1992 luglio 18 Padova dilaga lo scandalo

1992 luglio 18 – Padova dilaga lo scandalo

Siamo andati a rileggere in questi giorni le lettere scambiate nel 1922 tra Giuseppe Prezzolini e
Piero Gobetti, sulle pagine di “Rivoluzione Liberale”. Con il fascismo alle porte, riflettevamo il
dramma di un tempo di svolta, di passione politica e di pessimismo.
Prezzoli proponeva a Gobetti, che esule e perseguitato morirà a 25 anni, di raccogliere questi spiriti
liberi in una “Congregazione degli Apoti”, cioè “di coloro che non la bevono” contro l’abitudine
generale a berla.

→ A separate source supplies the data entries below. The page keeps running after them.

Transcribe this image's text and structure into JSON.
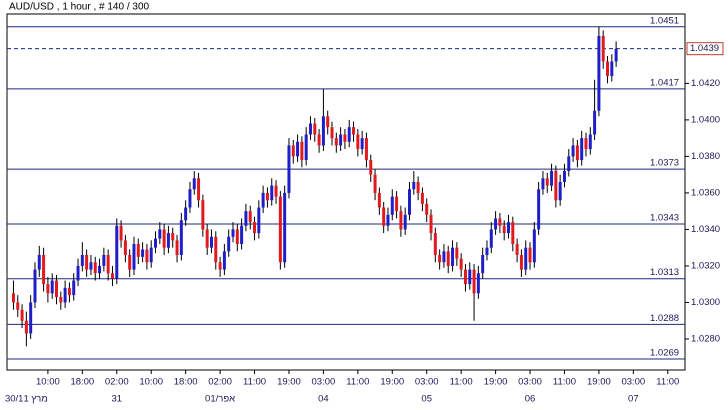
{
  "chart_data": {
    "type": "candlestick",
    "title": "AUD/USD , 1 hour , # 140 / 300",
    "up_color": "#1f1fc8",
    "down_color": "#e01a1e",
    "wick_color": "#000000",
    "level_color": "#1f2a7a",
    "ylim": [
      1.0263,
      1.0458
    ],
    "yticks": [
      {
        "value": 1.042,
        "label": "1.0420"
      },
      {
        "value": 1.04,
        "label": "1.0400"
      },
      {
        "value": 1.038,
        "label": "1.0380"
      },
      {
        "value": 1.036,
        "label": "1.0360"
      },
      {
        "value": 1.034,
        "label": "1.0340"
      },
      {
        "value": 1.032,
        "label": "1.0320"
      },
      {
        "value": 1.03,
        "label": "1.0300"
      },
      {
        "value": 1.028,
        "label": "1.0280"
      }
    ],
    "xlim": [
      -1.5,
      156
    ],
    "xticks": [
      {
        "value": 8,
        "label": "10:00"
      },
      {
        "value": 16,
        "label": "18:00"
      },
      {
        "value": 24,
        "label": "02:00"
      },
      {
        "value": 32,
        "label": "10:00"
      },
      {
        "value": 40,
        "label": "18:00"
      },
      {
        "value": 48,
        "label": "02:00"
      },
      {
        "value": 56,
        "label": "11:00"
      },
      {
        "value": 64,
        "label": "19:00"
      },
      {
        "value": 72,
        "label": "03:00"
      },
      {
        "value": 80,
        "label": "11:00"
      },
      {
        "value": 88,
        "label": "19:00"
      },
      {
        "value": 96,
        "label": "03:00"
      },
      {
        "value": 104,
        "label": "11:00"
      },
      {
        "value": 112,
        "label": "19:00"
      },
      {
        "value": 120,
        "label": "03:00"
      },
      {
        "value": 128,
        "label": "11:00"
      },
      {
        "value": 136,
        "label": "19:00"
      },
      {
        "value": 144,
        "label": "03:00"
      },
      {
        "value": 152,
        "label": "11:00"
      }
    ],
    "date_ticks": [
      {
        "value": 3,
        "label": "30/11 מרץ"
      },
      {
        "value": 24,
        "label": "31"
      },
      {
        "value": 48,
        "label": "01/אפר"
      },
      {
        "value": 72,
        "label": "04"
      },
      {
        "value": 96,
        "label": "05"
      },
      {
        "value": 120,
        "label": "06"
      },
      {
        "value": 144,
        "label": "07"
      }
    ],
    "levels": [
      1.0451,
      1.0417,
      1.0373,
      1.0343,
      1.0313,
      1.0288,
      1.0269
    ],
    "current_price": 1.0439,
    "candles": [
      [
        1.0305,
        1.0312,
        1.0296,
        1.03
      ],
      [
        1.03,
        1.0304,
        1.0292,
        1.0296
      ],
      [
        1.0296,
        1.0299,
        1.0286,
        1.029
      ],
      [
        1.029,
        1.0295,
        1.0276,
        1.0283
      ],
      [
        1.0283,
        1.0304,
        1.028,
        1.03
      ],
      [
        1.03,
        1.0322,
        1.0297,
        1.0318
      ],
      [
        1.0318,
        1.0331,
        1.0314,
        1.0326
      ],
      [
        1.0326,
        1.033,
        1.0306,
        1.031
      ],
      [
        1.031,
        1.0314,
        1.03,
        1.0305
      ],
      [
        1.0305,
        1.0316,
        1.0302,
        1.0312
      ],
      [
        1.0312,
        1.0315,
        1.0299,
        1.0303
      ],
      [
        1.0303,
        1.0306,
        1.0296,
        1.03
      ],
      [
        1.03,
        1.0312,
        1.0297,
        1.0308
      ],
      [
        1.0308,
        1.0311,
        1.03,
        1.0304
      ],
      [
        1.0304,
        1.0316,
        1.0301,
        1.0312
      ],
      [
        1.0312,
        1.0324,
        1.0309,
        1.032
      ],
      [
        1.032,
        1.0333,
        1.0317,
        1.0326
      ],
      [
        1.0326,
        1.0329,
        1.0314,
        1.0318
      ],
      [
        1.0318,
        1.0326,
        1.0315,
        1.0322
      ],
      [
        1.0322,
        1.0325,
        1.0312,
        1.0316
      ],
      [
        1.0316,
        1.0324,
        1.0313,
        1.032
      ],
      [
        1.032,
        1.033,
        1.0317,
        1.0326
      ],
      [
        1.0326,
        1.0329,
        1.0312,
        1.0316
      ],
      [
        1.0316,
        1.032,
        1.0309,
        1.0313
      ],
      [
        1.0313,
        1.0346,
        1.031,
        1.0342
      ],
      [
        1.0342,
        1.0345,
        1.033,
        1.0334
      ],
      [
        1.0334,
        1.0337,
        1.0322,
        1.0326
      ],
      [
        1.0326,
        1.0329,
        1.0314,
        1.0318
      ],
      [
        1.0318,
        1.0336,
        1.0315,
        1.0332
      ],
      [
        1.0332,
        1.0335,
        1.0321,
        1.0325
      ],
      [
        1.0325,
        1.0333,
        1.0322,
        1.0329
      ],
      [
        1.0329,
        1.0332,
        1.0318,
        1.0322
      ],
      [
        1.0322,
        1.0334,
        1.0319,
        1.033
      ],
      [
        1.033,
        1.0339,
        1.0327,
        1.0335
      ],
      [
        1.0335,
        1.0344,
        1.0332,
        1.034
      ],
      [
        1.034,
        1.0343,
        1.0326,
        1.033
      ],
      [
        1.033,
        1.0342,
        1.0327,
        1.0338
      ],
      [
        1.0338,
        1.0341,
        1.033,
        1.0334
      ],
      [
        1.0334,
        1.0337,
        1.0322,
        1.0326
      ],
      [
        1.0326,
        1.0349,
        1.0323,
        1.0345
      ],
      [
        1.0345,
        1.0356,
        1.0342,
        1.0352
      ],
      [
        1.0352,
        1.0366,
        1.0349,
        1.0362
      ],
      [
        1.0362,
        1.0372,
        1.0359,
        1.0368
      ],
      [
        1.0368,
        1.0371,
        1.0352,
        1.0356
      ],
      [
        1.0356,
        1.0359,
        1.0336,
        1.034
      ],
      [
        1.034,
        1.0343,
        1.0326,
        1.033
      ],
      [
        1.033,
        1.034,
        1.0327,
        1.0336
      ],
      [
        1.0336,
        1.0339,
        1.0318,
        1.0322
      ],
      [
        1.0322,
        1.0325,
        1.0314,
        1.0318
      ],
      [
        1.0318,
        1.0332,
        1.0315,
        1.0328
      ],
      [
        1.0328,
        1.034,
        1.0325,
        1.0336
      ],
      [
        1.0336,
        1.0344,
        1.0333,
        1.034
      ],
      [
        1.034,
        1.0343,
        1.0328,
        1.0332
      ],
      [
        1.0332,
        1.0346,
        1.0329,
        1.0342
      ],
      [
        1.0342,
        1.0354,
        1.0339,
        1.035
      ],
      [
        1.035,
        1.0353,
        1.034,
        1.0344
      ],
      [
        1.0344,
        1.0347,
        1.0334,
        1.0338
      ],
      [
        1.0338,
        1.0356,
        1.0335,
        1.0352
      ],
      [
        1.0352,
        1.0364,
        1.0349,
        1.036
      ],
      [
        1.036,
        1.0363,
        1.0352,
        1.0356
      ],
      [
        1.0356,
        1.0368,
        1.0353,
        1.0364
      ],
      [
        1.0364,
        1.0367,
        1.0354,
        1.0358
      ],
      [
        1.0358,
        1.0361,
        1.0318,
        1.0322
      ],
      [
        1.0322,
        1.0364,
        1.0319,
        1.036
      ],
      [
        1.036,
        1.039,
        1.0357,
        1.0386
      ],
      [
        1.0386,
        1.0389,
        1.0376,
        1.038
      ],
      [
        1.038,
        1.0392,
        1.0377,
        1.0388
      ],
      [
        1.0388,
        1.0391,
        1.0374,
        1.0378
      ],
      [
        1.0378,
        1.0396,
        1.0375,
        1.0392
      ],
      [
        1.0392,
        1.0402,
        1.0389,
        1.0398
      ],
      [
        1.0398,
        1.0401,
        1.0388,
        1.0392
      ],
      [
        1.0392,
        1.0395,
        1.0382,
        1.0386
      ],
      [
        1.0386,
        1.0417,
        1.0383,
        1.0402
      ],
      [
        1.0402,
        1.0405,
        1.0392,
        1.0396
      ],
      [
        1.0396,
        1.0399,
        1.0386,
        1.039
      ],
      [
        1.039,
        1.0393,
        1.0382,
        1.0386
      ],
      [
        1.0386,
        1.0396,
        1.0383,
        1.0392
      ],
      [
        1.0392,
        1.0395,
        1.0384,
        1.0388
      ],
      [
        1.0388,
        1.04,
        1.0385,
        1.0396
      ],
      [
        1.0396,
        1.0399,
        1.0388,
        1.0392
      ],
      [
        1.0392,
        1.0395,
        1.038,
        1.0384
      ],
      [
        1.0384,
        1.0394,
        1.0381,
        1.039
      ],
      [
        1.039,
        1.0393,
        1.0374,
        1.0378
      ],
      [
        1.0378,
        1.0381,
        1.0366,
        1.037
      ],
      [
        1.037,
        1.0373,
        1.0356,
        1.036
      ],
      [
        1.036,
        1.0363,
        1.0348,
        1.0352
      ],
      [
        1.0352,
        1.0355,
        1.0338,
        1.0342
      ],
      [
        1.0342,
        1.0352,
        1.0339,
        1.0348
      ],
      [
        1.0348,
        1.0362,
        1.0345,
        1.0358
      ],
      [
        1.0358,
        1.0361,
        1.0346,
        1.035
      ],
      [
        1.035,
        1.0353,
        1.0336,
        1.034
      ],
      [
        1.034,
        1.0352,
        1.0337,
        1.0348
      ],
      [
        1.0348,
        1.0366,
        1.0345,
        1.0362
      ],
      [
        1.0362,
        1.0372,
        1.0359,
        1.0366
      ],
      [
        1.0366,
        1.0369,
        1.0356,
        1.036
      ],
      [
        1.036,
        1.0363,
        1.035,
        1.0354
      ],
      [
        1.0354,
        1.0357,
        1.0344,
        1.0348
      ],
      [
        1.0348,
        1.0351,
        1.0334,
        1.0338
      ],
      [
        1.0338,
        1.0341,
        1.0322,
        1.0326
      ],
      [
        1.0326,
        1.0329,
        1.0318,
        1.0322
      ],
      [
        1.0322,
        1.0332,
        1.0319,
        1.0328
      ],
      [
        1.0328,
        1.0331,
        1.0316,
        1.032
      ],
      [
        1.032,
        1.0334,
        1.0317,
        1.033
      ],
      [
        1.033,
        1.0333,
        1.032,
        1.0324
      ],
      [
        1.0324,
        1.0327,
        1.0314,
        1.0318
      ],
      [
        1.0318,
        1.0321,
        1.0306,
        1.031
      ],
      [
        1.031,
        1.0322,
        1.0307,
        1.0318
      ],
      [
        1.0318,
        1.0321,
        1.029,
        1.0305
      ],
      [
        1.0305,
        1.032,
        1.0302,
        1.0316
      ],
      [
        1.0316,
        1.033,
        1.0313,
        1.0326
      ],
      [
        1.0326,
        1.0334,
        1.0323,
        1.033
      ],
      [
        1.033,
        1.0344,
        1.0327,
        1.034
      ],
      [
        1.034,
        1.035,
        1.0337,
        1.0346
      ],
      [
        1.0346,
        1.0349,
        1.0338,
        1.0342
      ],
      [
        1.0342,
        1.0345,
        1.0334,
        1.0338
      ],
      [
        1.0338,
        1.0348,
        1.0335,
        1.0344
      ],
      [
        1.0344,
        1.0347,
        1.0328,
        1.0332
      ],
      [
        1.0332,
        1.0335,
        1.0322,
        1.0326
      ],
      [
        1.0326,
        1.0329,
        1.0314,
        1.0318
      ],
      [
        1.0318,
        1.0334,
        1.0315,
        1.033
      ],
      [
        1.033,
        1.0333,
        1.0318,
        1.0322
      ],
      [
        1.0322,
        1.0344,
        1.0319,
        1.034
      ],
      [
        1.034,
        1.0366,
        1.0337,
        1.0362
      ],
      [
        1.0362,
        1.0372,
        1.0359,
        1.0368
      ],
      [
        1.0368,
        1.0371,
        1.036,
        1.0364
      ],
      [
        1.0364,
        1.0376,
        1.0361,
        1.0372
      ],
      [
        1.0372,
        1.0375,
        1.0352,
        1.0356
      ],
      [
        1.0356,
        1.037,
        1.0353,
        1.0366
      ],
      [
        1.0366,
        1.0376,
        1.0363,
        1.0372
      ],
      [
        1.0372,
        1.0384,
        1.0369,
        1.038
      ],
      [
        1.038,
        1.039,
        1.0377,
        1.0386
      ],
      [
        1.0386,
        1.0389,
        1.0374,
        1.0378
      ],
      [
        1.0378,
        1.0394,
        1.0375,
        1.039
      ],
      [
        1.039,
        1.0393,
        1.038,
        1.0384
      ],
      [
        1.0384,
        1.0396,
        1.0381,
        1.0392
      ],
      [
        1.0392,
        1.0422,
        1.0389,
        1.0405
      ],
      [
        1.0405,
        1.0451,
        1.0402,
        1.0446
      ],
      [
        1.0446,
        1.0449,
        1.0428,
        1.0432
      ],
      [
        1.0432,
        1.0435,
        1.042,
        1.0424
      ],
      [
        1.0424,
        1.0436,
        1.0421,
        1.0432
      ],
      [
        1.0432,
        1.0443,
        1.0429,
        1.0439
      ]
    ]
  }
}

Il giovane ideologo del liberalsocialismo gli rispondeva: “Noi non abbiamo
nessuna smania di costruirci in ordine chiuso anzi vogliamo essere più aperti che mai e l’inventario
si farà fra cent’anni; i frutti li raccoglieranno gli altri”.
Senza strafare e senza voler mischiare cose dell’altro mondo, su qualcosa di utile possiamo
meditare. Perché oggi sta crescendo il numero di “coloro che non la bevono”, e che si sono stancati
di dare per assodato che ciascuno di noi debba pagare in busta paga o sul frutto del proprio lavoro la
tassa propria imposta dai mandarini della partitocrazia. Paghiamo un prezzo economico e, insieme,
la rovina della politica: quella che non sappiamo come presentare ai giovani.
Noi non lo sappiamo, ma lo sapeva Gobetti, con una lezione cui basta aggiornare soltanto la data.
Se credi ancora in qualcosa, guarda lontano, a costo che i “frutti” li raccolgano altri, persino dopo di
te, nel tentativo di costruire qualcosa che meriti e duri.
Non la beviamo più e non abbiamo paura del futuro. In democrazia, il cambio del ceto politico è
tanto di ossigeno. Senza quello si soffoca.
Senza ricambio e senza riforme, il nostro Paese è oggi costretto a punire una classe di potere che
non ha ritenuto di doversi spontaneamente pentire di nulla. Sta tutto qua il sostegno che l’opinione
pubblica dà al lavoro dei giudici.
Viviamo tutti insieme nella speranza che la visibilità della corruzione aiuti il sistema a restaurare il
principio di legalità. Perché, se passasse l’idea che rubare per il partito o per la corrente o per farsi
la campagna elettorale o per organizzare il controllo del consenso fosse politicamente lecito,
finirebbe con l’estinguersi l’idea stessa dello Stato. Sulle opere pubbliche non c’è furto e furto; c’è
furto e basta.
Le nuove, invocatissime regole nascono qui, oggi, nell’intransigenza della “legge è uguale per tutti”
non nell’intestino opaco di un Paese che fino a ieri non poteva perché non aveva alternative.